The rematch is officially on between Katie Taylor and Amanda Serrano for Dublin on 20 May. An announcement could only come after 10 brutal and bloody rounds on Saturday night in the Theatre at Madison Square Garden, the packed venue below the main arena here in the ancient fight city. The sloped venue was heaving with noise and devotion for Serrano, who was raised across the bridge in Brooklyn.
In the ring, Serrano added the WBA featherweight title to the IBF, WBC and WBO belts already in her possession; the win cleared the way for the rematch of last April’s fight. Taylor was ringside to witness the slugfest.
Serrano beat Mexico’s Erika Cruz over 10 rounds, winning on all three scorecards, but having to fight every second of every round. Cruz survived a massive cut under her hairline, a heavy knockdown and the odds being stacked against her. It was, at times, a crude offering, especially for a full unification fight, but it was also relentless entertainment.
Cruz refused to surrender and fought over every inch of the canvas. She fought like a boxer totally unaware that she was not expected to win.
Serrano will now gain eight or nine pounds to move back to lightweight for the Taylor fight. Serrano has actually won world titles in seven different weight divisions and across a 25-pound span in weight. The fight in Dublin – the venue has not yet officially been announced or secured – will be the first time that two unified champions, which is a boxer holding all four of the modern belts, have met.
“Katie travelled to America to fight me last year,” said Serrano after beating Cruz. “Now I will travel to Ireland to meet her.”
The Cruz fight was always going to be hard. Cruz simply would not quit and just kept going forward, head down and swinging. The blood from Cruz’s head wound was smeared across just about every inch of their exposed torsos; the cut came in the third from a clash of heads and it was impossible to stop.
In the 10th and last, with Serrano’s partisan Puerto Rican fans on their feet and waving flags, Cruz finally crumpled to the canvas from another vicious Serrano combination.

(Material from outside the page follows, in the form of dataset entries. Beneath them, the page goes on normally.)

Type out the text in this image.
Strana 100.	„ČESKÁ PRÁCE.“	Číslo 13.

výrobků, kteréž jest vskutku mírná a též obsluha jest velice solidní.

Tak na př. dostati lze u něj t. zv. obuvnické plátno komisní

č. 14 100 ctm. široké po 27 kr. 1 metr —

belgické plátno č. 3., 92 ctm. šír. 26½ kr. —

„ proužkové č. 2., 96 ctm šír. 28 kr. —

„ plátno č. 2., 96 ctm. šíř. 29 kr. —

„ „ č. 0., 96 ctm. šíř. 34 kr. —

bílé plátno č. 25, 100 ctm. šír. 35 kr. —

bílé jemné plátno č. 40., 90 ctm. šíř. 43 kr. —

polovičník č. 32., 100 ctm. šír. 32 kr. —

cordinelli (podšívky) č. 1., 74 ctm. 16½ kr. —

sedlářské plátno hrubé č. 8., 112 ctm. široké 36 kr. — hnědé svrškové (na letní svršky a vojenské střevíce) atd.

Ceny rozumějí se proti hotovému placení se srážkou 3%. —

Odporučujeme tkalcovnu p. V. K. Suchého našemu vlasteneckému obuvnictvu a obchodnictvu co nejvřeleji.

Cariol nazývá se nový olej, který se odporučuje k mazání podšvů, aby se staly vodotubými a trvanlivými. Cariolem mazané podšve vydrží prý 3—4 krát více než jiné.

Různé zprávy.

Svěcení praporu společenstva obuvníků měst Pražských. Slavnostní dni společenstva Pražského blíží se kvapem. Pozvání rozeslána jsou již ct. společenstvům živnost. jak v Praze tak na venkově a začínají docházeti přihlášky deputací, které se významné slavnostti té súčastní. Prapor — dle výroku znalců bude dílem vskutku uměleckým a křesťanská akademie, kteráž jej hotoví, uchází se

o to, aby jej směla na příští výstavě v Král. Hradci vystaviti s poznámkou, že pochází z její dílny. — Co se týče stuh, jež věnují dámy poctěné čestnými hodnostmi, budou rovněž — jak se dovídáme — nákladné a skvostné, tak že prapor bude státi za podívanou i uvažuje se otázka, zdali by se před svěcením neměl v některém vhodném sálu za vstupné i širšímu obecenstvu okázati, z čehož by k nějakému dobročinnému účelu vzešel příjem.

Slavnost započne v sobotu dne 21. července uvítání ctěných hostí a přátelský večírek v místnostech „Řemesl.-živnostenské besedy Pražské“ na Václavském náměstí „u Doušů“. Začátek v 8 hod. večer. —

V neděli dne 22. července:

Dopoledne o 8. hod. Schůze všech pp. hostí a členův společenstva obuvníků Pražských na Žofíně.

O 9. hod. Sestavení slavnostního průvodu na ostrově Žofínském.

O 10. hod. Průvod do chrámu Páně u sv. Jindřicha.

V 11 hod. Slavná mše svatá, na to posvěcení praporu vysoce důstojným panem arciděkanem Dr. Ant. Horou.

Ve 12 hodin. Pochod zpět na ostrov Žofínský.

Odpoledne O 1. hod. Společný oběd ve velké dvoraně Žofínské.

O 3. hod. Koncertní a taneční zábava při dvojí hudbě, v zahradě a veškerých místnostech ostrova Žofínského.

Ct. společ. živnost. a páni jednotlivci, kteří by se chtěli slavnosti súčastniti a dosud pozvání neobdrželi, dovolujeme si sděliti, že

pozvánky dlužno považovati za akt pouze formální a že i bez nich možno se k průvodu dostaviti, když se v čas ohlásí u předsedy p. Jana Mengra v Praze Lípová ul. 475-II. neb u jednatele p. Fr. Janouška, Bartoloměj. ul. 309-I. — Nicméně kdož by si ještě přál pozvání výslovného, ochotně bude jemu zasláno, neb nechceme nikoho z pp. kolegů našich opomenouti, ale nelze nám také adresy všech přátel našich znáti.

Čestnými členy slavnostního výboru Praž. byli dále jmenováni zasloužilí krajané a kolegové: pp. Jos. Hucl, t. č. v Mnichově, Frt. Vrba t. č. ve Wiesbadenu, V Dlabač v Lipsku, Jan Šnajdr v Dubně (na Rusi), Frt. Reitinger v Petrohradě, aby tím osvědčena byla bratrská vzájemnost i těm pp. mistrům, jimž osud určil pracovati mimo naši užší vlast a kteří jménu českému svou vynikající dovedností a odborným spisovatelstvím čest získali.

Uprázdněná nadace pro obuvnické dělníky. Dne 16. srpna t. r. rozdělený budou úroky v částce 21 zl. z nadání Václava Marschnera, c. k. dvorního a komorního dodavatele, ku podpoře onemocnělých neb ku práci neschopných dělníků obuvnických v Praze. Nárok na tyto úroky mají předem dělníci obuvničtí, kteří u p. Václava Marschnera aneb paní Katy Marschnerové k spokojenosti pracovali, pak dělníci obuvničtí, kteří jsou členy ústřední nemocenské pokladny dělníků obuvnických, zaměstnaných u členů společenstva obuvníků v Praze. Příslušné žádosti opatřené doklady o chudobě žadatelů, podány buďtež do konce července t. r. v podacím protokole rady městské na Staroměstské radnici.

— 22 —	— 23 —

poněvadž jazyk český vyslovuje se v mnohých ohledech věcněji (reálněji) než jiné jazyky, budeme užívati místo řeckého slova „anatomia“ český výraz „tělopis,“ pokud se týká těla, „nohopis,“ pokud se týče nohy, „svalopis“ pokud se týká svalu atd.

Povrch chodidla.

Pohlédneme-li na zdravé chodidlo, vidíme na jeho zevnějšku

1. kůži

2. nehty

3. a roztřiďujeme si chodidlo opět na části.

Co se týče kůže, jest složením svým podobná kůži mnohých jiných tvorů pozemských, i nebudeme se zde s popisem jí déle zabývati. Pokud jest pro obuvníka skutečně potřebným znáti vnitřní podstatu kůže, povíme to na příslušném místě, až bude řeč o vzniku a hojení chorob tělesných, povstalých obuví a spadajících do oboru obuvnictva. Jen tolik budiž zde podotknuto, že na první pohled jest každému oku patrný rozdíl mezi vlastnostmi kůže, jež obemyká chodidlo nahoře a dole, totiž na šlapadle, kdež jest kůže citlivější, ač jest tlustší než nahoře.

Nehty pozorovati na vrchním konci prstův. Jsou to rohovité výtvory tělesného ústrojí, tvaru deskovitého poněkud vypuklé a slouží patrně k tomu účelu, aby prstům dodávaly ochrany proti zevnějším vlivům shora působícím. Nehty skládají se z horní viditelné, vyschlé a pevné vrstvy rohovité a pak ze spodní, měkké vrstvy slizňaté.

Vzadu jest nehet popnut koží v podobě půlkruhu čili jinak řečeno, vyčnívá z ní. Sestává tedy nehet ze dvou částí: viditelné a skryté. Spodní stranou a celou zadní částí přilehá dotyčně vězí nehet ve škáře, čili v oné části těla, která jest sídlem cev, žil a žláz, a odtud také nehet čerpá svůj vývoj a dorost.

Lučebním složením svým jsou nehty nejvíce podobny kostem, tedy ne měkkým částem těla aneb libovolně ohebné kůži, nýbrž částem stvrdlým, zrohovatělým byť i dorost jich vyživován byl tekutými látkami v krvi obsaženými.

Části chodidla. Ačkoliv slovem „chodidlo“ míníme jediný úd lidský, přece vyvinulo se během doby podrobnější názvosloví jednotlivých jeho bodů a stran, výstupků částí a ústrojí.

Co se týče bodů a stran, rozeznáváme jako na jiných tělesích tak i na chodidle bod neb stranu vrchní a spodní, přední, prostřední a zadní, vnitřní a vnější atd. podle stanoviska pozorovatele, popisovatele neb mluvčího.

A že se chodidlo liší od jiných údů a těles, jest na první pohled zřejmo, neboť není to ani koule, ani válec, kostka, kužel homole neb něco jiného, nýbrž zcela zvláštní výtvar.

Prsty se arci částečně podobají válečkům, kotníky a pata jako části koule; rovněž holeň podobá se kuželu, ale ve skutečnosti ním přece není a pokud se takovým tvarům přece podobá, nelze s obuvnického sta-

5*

She actually went down so heavily that it echoed. Cruz beat the count and continued swinging until the final bell.
“It was a good performance,” said Taylor, who joined Serrano in the ring at the end to launch their fight. Taylor is never comfortable doing anything that even remotely resembles a stunt. Taylor likes to live a private life, walk her dog and drive her speedboat. And, fight and train. On Saturday, she was a fleeting guest, a reluctant witness at her own serenade.
Serrano was arguably hit more than usual by the wild punches that Cruz launched, but possibly she also knew that Cruz’s fists were not a problem. Serrano is now 34, this was her 47th fight. There are no veterans in the women’s side of the sport quite like Serrano. Taylor has only fought 22 times and has already admitted that she has changed the way she prepares and spars; boxing is an unforgiving sport for both men and women.
Just before Serrano won all four belts, it was Alycia Baumgardner’s turn to add the WBA’s super-featherweight belt to her IBF, WBC and WBO versions. In another ten-round slugfest, Baumgardner beat Elhem Mekhaled of France on all three scorecards. Mekhaled was dropped twice and the fight looked over in the third, but she rallied each time.
She was dropped again in the 10th but it was ruled a slip, it was not. It was a gutsy display from Mekhaled and perhaps highlighted the obvious that Baumgardner needs to move up in weight; she has wanted Taylor for a long time.
First, it’s Dublin and Taylor and Serrano II, a fight where the many diamond and gold and soft-fur belts are not really needed. Taylor and Serrano will always fight for something a lot more meaningful.